Karen acknowledged the extra burden that COVID-19 would have placed on already suffering families, but for her, the pandemic offered an opportunity to take stock of the ordeal.
“I think everyone affected by the bushfires reacted differently to COVID. For me, the pandemic was a chance for our family to finally have the break that we didn’t get over Christmas.

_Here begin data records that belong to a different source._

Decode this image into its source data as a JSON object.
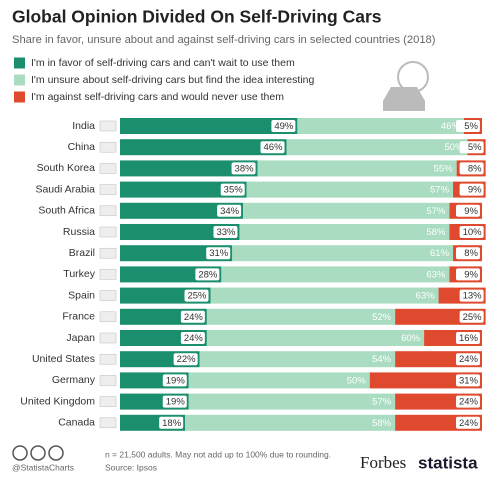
{
  "chart_data": {
    "type": "bar",
    "orientation": "horizontal",
    "stacked": true,
    "title": "Global Opinion Divided On Self-Driving Cars",
    "subtitle": "Share in favor, unsure about and against self-driving cars in selected countries (2018)",
    "categories": [
      "India",
      "China",
      "South Korea",
      "Saudi Arabia",
      "South Africa",
      "Russia",
      "Brazil",
      "Turkey",
      "Spain",
      "France",
      "Japan",
      "United States",
      "Germany",
      "United Kingdom",
      "Canada"
    ],
    "xlim": [
      0,
      100
    ],
    "series": [
      {
        "name": "I'm in favor of self-driving cars and can't wait to use them",
        "color": "#1b8f6d",
        "values": [
          49,
          46,
          38,
          35,
          34,
          33,
          31,
          28,
          25,
          24,
          24,
          22,
          19,
          19,
          18
        ],
        "value_labels": [
          "49%",
          "46%",
          "38%",
          "35%",
          "34%",
          "33%",
          "31%",
          "28%",
          "25%",
          "24%",
          "24%",
          "22%",
          "19%",
          "19%",
          "18%"
        ]
      },
      {
        "name": "I'm unsure about self-driving cars but find the idea interesting",
        "color": "#a9dcc1",
        "values": [
          46,
          50,
          55,
          57,
          57,
          58,
          61,
          63,
          63,
          52,
          60,
          54,
          50,
          57,
          58
        ],
        "value_labels": [
          "46%",
          "50%",
          "55%",
          "57%",
          "57%",
          "58%",
          "61%",
          "63%",
          "63%",
          "52%",
          "60%",
          "54%",
          "50%",
          "57%",
          "58%"
        ]
      },
      {
        "name": "I'm against self-driving cars and would never use them",
        "color": "#df4a2e",
        "values": [
          5,
          5,
          8,
          9,
          9,
          10,
          8,
          9,
          13,
          25,
          16,
          24,
          31,
          24,
          24
        ],
        "value_labels": [
          "5%",
          "5%",
          "8%",
          "9%",
          "9%",
          "10%",
          "8%",
          "9%",
          "13%",
          "25%",
          "16%",
          "24%",
          "31%",
          "24%",
          "24%"
        ]
      }
    ],
    "note": "n = 21,500 adults. May not add up to 100% due to rounding.",
    "credit": "@StatistaCharts",
    "source": "Source: Ipsos",
    "logos": [
      "Forbes",
      "statista"
    ]
  }
}
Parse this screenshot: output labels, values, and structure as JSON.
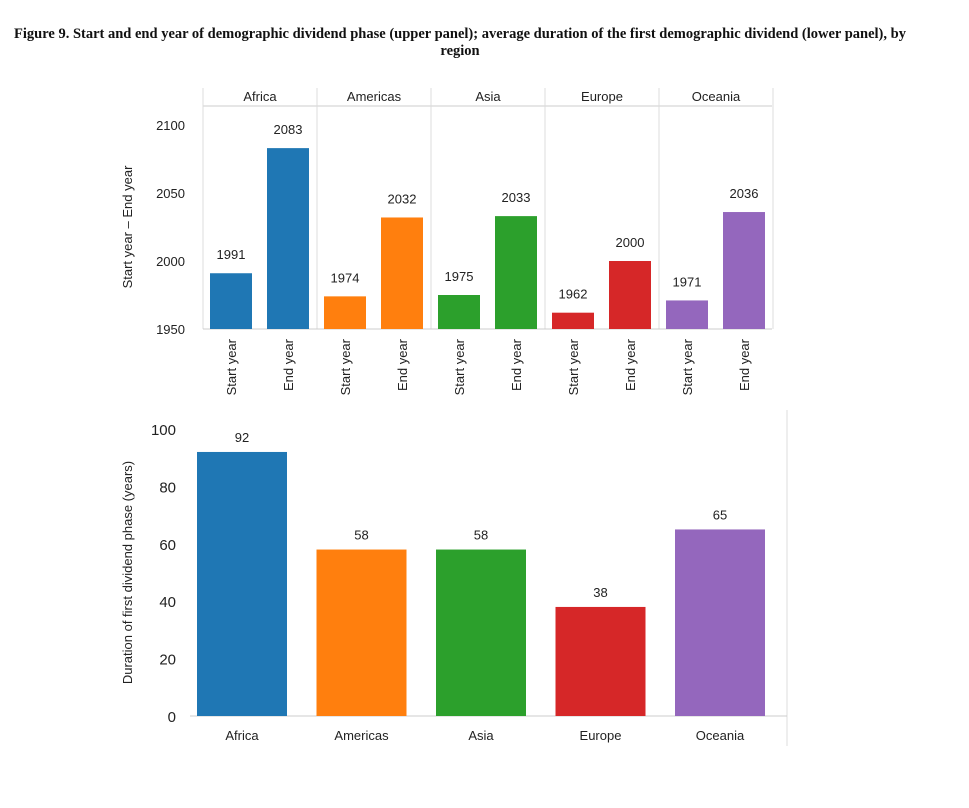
{
  "figure_title": "Figure 9. Start and end year of demographic dividend phase (upper panel); average duration of the first demographic dividend (lower panel), by region",
  "chart_data": [
    {
      "type": "bar",
      "panel": "upper",
      "ylabel": "Start year – End year",
      "ylim": [
        1950,
        2100
      ],
      "yticks": [
        1950,
        2000,
        2050,
        2100
      ],
      "x_labels": [
        "Start year",
        "End year"
      ],
      "groups": [
        {
          "name": "Africa",
          "color": "#1f77b4",
          "start": 1991,
          "end": 2083
        },
        {
          "name": "Americas",
          "color": "#ff7f0e",
          "start": 1974,
          "end": 2032
        },
        {
          "name": "Asia",
          "color": "#2ca02c",
          "start": 1975,
          "end": 2033
        },
        {
          "name": "Europe",
          "color": "#d62728",
          "start": 1962,
          "end": 2000
        },
        {
          "name": "Oceania",
          "color": "#9467bd",
          "start": 1971,
          "end": 2036
        }
      ]
    },
    {
      "type": "bar",
      "panel": "lower",
      "ylabel": "Duration of first dividend phase (years)",
      "ylim": [
        0,
        100
      ],
      "yticks": [
        0,
        20,
        40,
        60,
        80,
        100
      ],
      "categories": [
        "Africa",
        "Americas",
        "Asia",
        "Europe",
        "Oceania"
      ],
      "values": [
        92,
        58,
        58,
        38,
        65
      ],
      "colors": [
        "#1f77b4",
        "#ff7f0e",
        "#2ca02c",
        "#d62728",
        "#9467bd"
      ]
    }
  ]
}
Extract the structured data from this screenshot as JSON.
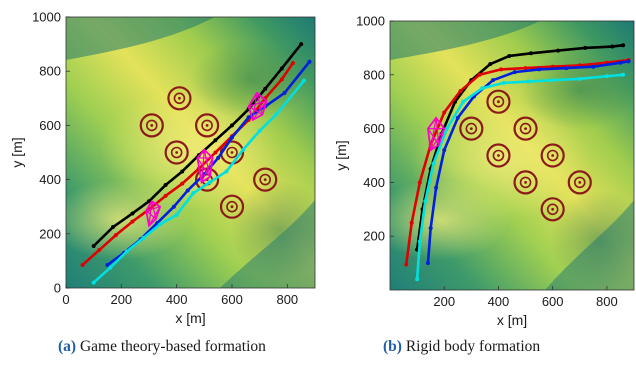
{
  "chart_data": [
    {
      "type": "line",
      "panel": "a",
      "caption_tag": "(a)",
      "caption": "Game theory-based formation",
      "xlabel": "x [m]",
      "ylabel": "y [m]",
      "xlim": [
        0,
        900
      ],
      "ylim": [
        0,
        1000
      ],
      "xticks": [
        "0",
        "200",
        "400",
        "600",
        "800"
      ],
      "xtick_values": [
        0,
        200,
        400,
        600,
        800
      ],
      "yticks": [
        "0",
        "200",
        "400",
        "600",
        "800",
        "1000"
      ],
      "ytick_values": [
        0,
        200,
        400,
        600,
        800,
        1000
      ],
      "background": "terrain",
      "grid": false,
      "series": [
        {
          "color": "#000000",
          "x": [
            100,
            170,
            240,
            300,
            360,
            420,
            480,
            540,
            600,
            660,
            720,
            780,
            850
          ],
          "y": [
            155,
            225,
            275,
            320,
            380,
            430,
            490,
            545,
            600,
            660,
            735,
            810,
            900
          ]
        },
        {
          "color": "#e00000",
          "x": [
            60,
            120,
            180,
            240,
            300,
            360,
            420,
            480,
            540,
            600,
            660,
            720,
            780,
            820
          ],
          "y": [
            85,
            140,
            195,
            245,
            290,
            340,
            385,
            440,
            500,
            560,
            620,
            700,
            770,
            830
          ]
        },
        {
          "color": "#0020e0",
          "x": [
            150,
            210,
            270,
            330,
            390,
            440,
            500,
            550,
            600,
            660,
            720,
            790,
            880
          ],
          "y": [
            85,
            130,
            180,
            240,
            300,
            360,
            420,
            480,
            555,
            630,
            670,
            720,
            835
          ]
        },
        {
          "color": "#00e0e0",
          "x": [
            100,
            160,
            220,
            280,
            340,
            400,
            460,
            520,
            580,
            640,
            700,
            760,
            860
          ],
          "y": [
            20,
            75,
            135,
            185,
            235,
            270,
            350,
            390,
            430,
            510,
            580,
            640,
            765
          ]
        }
      ],
      "formations": [
        {
          "x": [
            290,
            310,
            340,
            325,
            300
          ],
          "y": [
            285,
            320,
            300,
            255,
            230
          ]
        },
        {
          "x": [
            475,
            500,
            530,
            520,
            490
          ],
          "y": [
            480,
            510,
            480,
            410,
            390
          ]
        },
        {
          "x": [
            660,
            690,
            725,
            710,
            675
          ],
          "y": [
            670,
            720,
            690,
            640,
            620
          ]
        }
      ],
      "formation_color": "#ff00cc",
      "obstacles": {
        "color": "#8b1a1a",
        "x": [
          410,
          310,
          510,
          400,
          600,
          720,
          510,
          600
        ],
        "y": [
          700,
          600,
          600,
          500,
          500,
          400,
          400,
          300
        ]
      }
    },
    {
      "type": "line",
      "panel": "b",
      "caption_tag": "(b)",
      "caption": "Rigid body formation",
      "xlabel": "x [m]",
      "ylabel": "y [m]",
      "xlim": [
        0,
        900
      ],
      "ylim": [
        0,
        1000
      ],
      "xticks": [
        "200",
        "400",
        "600",
        "800"
      ],
      "xtick_values": [
        200,
        400,
        600,
        800
      ],
      "yticks": [
        "200",
        "400",
        "600",
        "800",
        "1000"
      ],
      "ytick_values": [
        200,
        400,
        600,
        800,
        1000
      ],
      "background": "terrain",
      "grid": false,
      "series": [
        {
          "color": "#000000",
          "x": [
            100,
            120,
            150,
            190,
            240,
            300,
            370,
            440,
            520,
            620,
            720,
            820,
            860
          ],
          "y": [
            150,
            300,
            450,
            580,
            700,
            780,
            840,
            870,
            880,
            890,
            900,
            905,
            910
          ]
        },
        {
          "color": "#e00000",
          "x": [
            60,
            80,
            110,
            150,
            200,
            260,
            330,
            410,
            500,
            600,
            700,
            800,
            880
          ],
          "y": [
            95,
            250,
            400,
            540,
            660,
            740,
            800,
            820,
            825,
            830,
            835,
            845,
            855
          ]
        },
        {
          "color": "#0020e0",
          "x": [
            140,
            150,
            170,
            200,
            250,
            310,
            380,
            460,
            550,
            650,
            750,
            850,
            880
          ],
          "y": [
            100,
            230,
            380,
            520,
            640,
            720,
            780,
            810,
            820,
            825,
            830,
            845,
            850
          ]
        },
        {
          "color": "#00e0e0",
          "x": [
            100,
            110,
            130,
            160,
            210,
            270,
            340,
            420,
            510,
            600,
            700,
            800,
            860
          ],
          "y": [
            40,
            180,
            330,
            470,
            600,
            700,
            750,
            770,
            775,
            780,
            785,
            795,
            800
          ]
        }
      ],
      "formations": [
        {
          "x": [
            140,
            170,
            200,
            180,
            150
          ],
          "y": [
            600,
            640,
            600,
            540,
            520
          ]
        }
      ],
      "formation_color": "#ff00cc",
      "obstacles": {
        "color": "#8b1a1a",
        "x": [
          400,
          300,
          500,
          400,
          600,
          500,
          700,
          600
        ],
        "y": [
          700,
          600,
          600,
          500,
          500,
          400,
          400,
          300
        ]
      }
    }
  ]
}
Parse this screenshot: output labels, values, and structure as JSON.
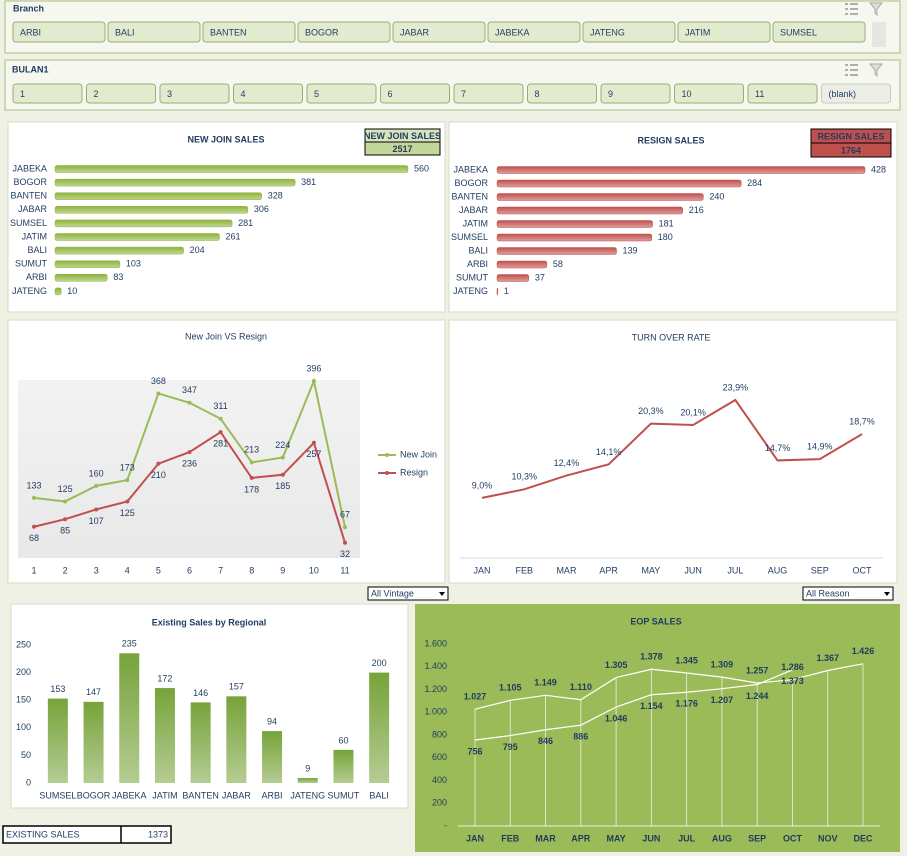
{
  "slicers": [
    {
      "title": "Branch",
      "items": [
        "ARBI",
        "BALI",
        "BANTEN",
        "BOGOR",
        "JABAR",
        "JABEKA",
        "JATENG",
        "JATIM",
        "SUMSEL"
      ]
    },
    {
      "title": "BULAN1",
      "items": [
        "1",
        "2",
        "3",
        "4",
        "5",
        "6",
        "7",
        "8",
        "9",
        "10",
        "11",
        "(blank)"
      ]
    }
  ],
  "chart_data": [
    {
      "type": "hbar",
      "title": "NEW JOIN SALES",
      "badge": {
        "label": "NEW JOIN SALES",
        "value": 2517
      },
      "categories": [
        "JABEKA",
        "BOGOR",
        "BANTEN",
        "JABAR",
        "SUMSEL",
        "JATIM",
        "BALI",
        "SUMUT",
        "ARBI",
        "JATENG"
      ],
      "values": [
        560,
        381,
        328,
        306,
        281,
        261,
        204,
        103,
        83,
        10
      ],
      "color": "#8db33a"
    },
    {
      "type": "hbar",
      "title": "RESIGN SALES",
      "badge": {
        "label": "RESIGN SALES",
        "value": 1764
      },
      "categories": [
        "JABEKA",
        "BOGOR",
        "BANTEN",
        "JABAR",
        "JATIM",
        "SUMSEL",
        "BALI",
        "ARBI",
        "SUMUT",
        "JATENG"
      ],
      "values": [
        428,
        284,
        240,
        216,
        181,
        180,
        139,
        58,
        37,
        1
      ],
      "color": "#c0504d"
    },
    {
      "type": "line",
      "title": "New Join VS Resign",
      "categories": [
        "1",
        "2",
        "3",
        "4",
        "5",
        "6",
        "7",
        "8",
        "9",
        "10",
        "11"
      ],
      "series": [
        {
          "name": "New Join",
          "color": "#9bbb59",
          "values": [
            133,
            125,
            160,
            173,
            368,
            347,
            311,
            213,
            224,
            396,
            67
          ]
        },
        {
          "name": "Resign",
          "color": "#c0504d",
          "values": [
            68,
            85,
            107,
            125,
            210,
            236,
            281,
            178,
            185,
            257,
            32
          ]
        }
      ],
      "legend": "right"
    },
    {
      "type": "line",
      "title": "TURN OVER RATE",
      "categories": [
        "JAN",
        "FEB",
        "MAR",
        "APR",
        "MAY",
        "JUN",
        "JUL",
        "AUG",
        "SEP",
        "OCT"
      ],
      "series": [
        {
          "color": "#c0504d",
          "values": [
            9.0,
            10.3,
            12.4,
            14.1,
            20.3,
            20.1,
            23.9,
            14.7,
            14.9,
            18.7
          ],
          "value_labels": [
            "9,0%",
            "10,3%",
            "12,4%",
            "14,1%",
            "20,3%",
            "20,1%",
            "23,9%",
            "14,7%",
            "14,9%",
            "18,7%"
          ]
        }
      ]
    },
    {
      "type": "bar",
      "title": "Existing Sales by Regional",
      "categories": [
        "SUMSEL",
        "BOGOR",
        "JABEKA",
        "JATIM",
        "BANTEN",
        "JABAR",
        "ARBI",
        "JATENG",
        "SUMUT",
        "BALI"
      ],
      "values": [
        153,
        147,
        235,
        172,
        146,
        157,
        94,
        9,
        60,
        200
      ],
      "color": "#77a33a",
      "ylim": [
        0,
        250
      ],
      "yticks": [
        0,
        50,
        100,
        150,
        200,
        250
      ]
    },
    {
      "type": "line",
      "title": "EOP SALES",
      "categories": [
        "JAN",
        "FEB",
        "MAR",
        "APR",
        "MAY",
        "JUN",
        "JUL",
        "AUG",
        "SEP",
        "OCT",
        "NOV",
        "DEC"
      ],
      "ylim": [
        0,
        1600
      ],
      "yticks": [
        {
          "value": 0,
          "label": "-"
        },
        200,
        400,
        600,
        800,
        {
          "value": 1000,
          "label": "1.000"
        },
        {
          "value": 1200,
          "label": "1.200"
        },
        {
          "value": 1400,
          "label": "1.400"
        },
        {
          "value": 1600,
          "label": "1.600"
        }
      ],
      "series": [
        {
          "color": "#ffffff",
          "values": [
            1027,
            1105,
            1149,
            1110,
            1305,
            1378,
            1345,
            1309,
            1257,
            1286,
            1367,
            1426
          ],
          "value_labels": [
            "1.027",
            "1.105",
            "1.149",
            "1.110",
            "1.305",
            "1.378",
            "1.345",
            "1.309",
            "1.257",
            "1.286",
            "1.367",
            "1.426"
          ]
        },
        {
          "color": "#ffffff",
          "values": [
            756,
            795,
            846,
            886,
            1046,
            1154,
            1176,
            1207,
            1244,
            1373,
            null,
            null
          ],
          "value_labels": [
            "756",
            "795",
            "846",
            "886",
            "1.046",
            "1.154",
            "1.176",
            "1.207",
            "1.244",
            "1.373",
            null,
            null
          ]
        }
      ]
    }
  ],
  "dropdowns": [
    "All Vintage",
    "All Reason"
  ],
  "existing_sales": {
    "label": "EXISTING SALES",
    "value": 1373
  }
}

For my family, it was the first time we really breathed in months.”
“I know for others the pandemic has been terribly traumatic, particularly those who relied on assistance from people such as volunteers and counsellors.”
Lisa said she hoped the pandemic would not stall necessary improvements to the State’s fire response infrastructure, such as ensuring that more fire vehicles had GPS tracking capabilities.
“Obviously the CFS staff and volunteers would have valuable insight into changes and improvements which should be made before summer arrives again, but I fear that the pandemic has shifted focus from these issues,” she said.
“I would hope that those in charge will remember calls in December and January for a national effort to coordinate funding for more large fire-fighting aircraft for example, and that focus can remain on supporting these vital services and fine tuning their strategies and methods.”
“In the Australian landscape it is difficult to see how fires can be prevented entirely and obviously some flora require the heat of fire to germinate.”
Graeme was similarly surprised the lack of technology available to provide information to emergency services about the precise position of fires.
“The technologies that are available ought, as much as possible, to equip them to not only fight a fire, but to ensure the safety of those who are fighting the fire,” he said.
Karen was philosophical about the experience, acknowledging the inevitable risks of living in the Hills.
“Fires are what makes our native vegetation regenerate,” she said. “We can hardly build houses in densely vegetated areas and expect that there won’t be any fires.”
There’s no doubt that the Adelaide Hills abounds with natural beauty and spectacular scenery. But this idyllic environment can suddenly turn grotesque, and that is the trade-off that all those who live in fire-prone areas implicitly accept.
“Living among trees is wonderful but problematic,” Graeme said.” Come what may, you need a plan and to plan for the worst.”